Aku memang bersalah, menanam sebuah ikatan atas dasar kebohongan. Namun sama sekali semua ini tak pernah direncanakan, tak pernah aku niatkan, bahkan setelah Naya menghancurkan semuanya, tak pernah sedikitpun aku berpikir untuk membalas. Tapi tiba-tiba Ranisa datang, seperti penyejuk di tengah kemarau.
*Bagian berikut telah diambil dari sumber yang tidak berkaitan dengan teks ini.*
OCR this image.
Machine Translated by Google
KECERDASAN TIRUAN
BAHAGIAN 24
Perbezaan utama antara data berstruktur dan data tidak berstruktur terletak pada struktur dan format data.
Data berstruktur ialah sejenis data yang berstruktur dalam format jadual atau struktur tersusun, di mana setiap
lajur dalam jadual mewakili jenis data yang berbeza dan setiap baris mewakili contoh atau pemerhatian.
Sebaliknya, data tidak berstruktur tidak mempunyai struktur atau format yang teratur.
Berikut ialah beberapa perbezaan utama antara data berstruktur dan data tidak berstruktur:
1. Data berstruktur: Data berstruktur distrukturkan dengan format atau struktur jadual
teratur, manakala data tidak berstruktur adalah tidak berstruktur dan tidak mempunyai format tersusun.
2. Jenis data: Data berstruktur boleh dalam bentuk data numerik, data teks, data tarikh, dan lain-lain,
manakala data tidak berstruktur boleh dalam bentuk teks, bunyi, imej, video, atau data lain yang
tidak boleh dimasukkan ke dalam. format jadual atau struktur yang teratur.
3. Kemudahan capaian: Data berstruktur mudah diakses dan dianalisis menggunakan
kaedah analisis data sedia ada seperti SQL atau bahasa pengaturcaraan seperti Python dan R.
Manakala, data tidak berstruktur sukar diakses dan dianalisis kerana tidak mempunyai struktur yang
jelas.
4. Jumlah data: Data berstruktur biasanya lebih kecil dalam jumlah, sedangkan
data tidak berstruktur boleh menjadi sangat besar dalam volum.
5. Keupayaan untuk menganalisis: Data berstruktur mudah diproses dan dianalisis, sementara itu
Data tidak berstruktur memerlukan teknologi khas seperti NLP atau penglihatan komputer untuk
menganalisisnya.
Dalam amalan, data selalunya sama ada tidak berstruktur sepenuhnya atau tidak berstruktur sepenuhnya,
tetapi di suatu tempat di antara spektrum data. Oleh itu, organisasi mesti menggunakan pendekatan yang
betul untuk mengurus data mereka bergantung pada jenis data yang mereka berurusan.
Ku lajukan lebih cepat mobil ini, berharap sekali saja dapat ku perjuangkan kembali Ranisa ke dalam pelukan.
Langit sudah gelap ketika aku memarkirkan mobil di halaman rumah. Segera aku turun sekadar memastikan Ranisa ada di dalam.
Benar saja! Ia berada di kamar sedang tergugu di bawah ranjang. Aku hanya mampu menatap nanar sambil mencoba mendekat dengan sisa tenaga seadanya, tak pernah sedikitpun terpikir untuk melukainya sedikit saja, walau itu sudah ku lakukan sejak awal.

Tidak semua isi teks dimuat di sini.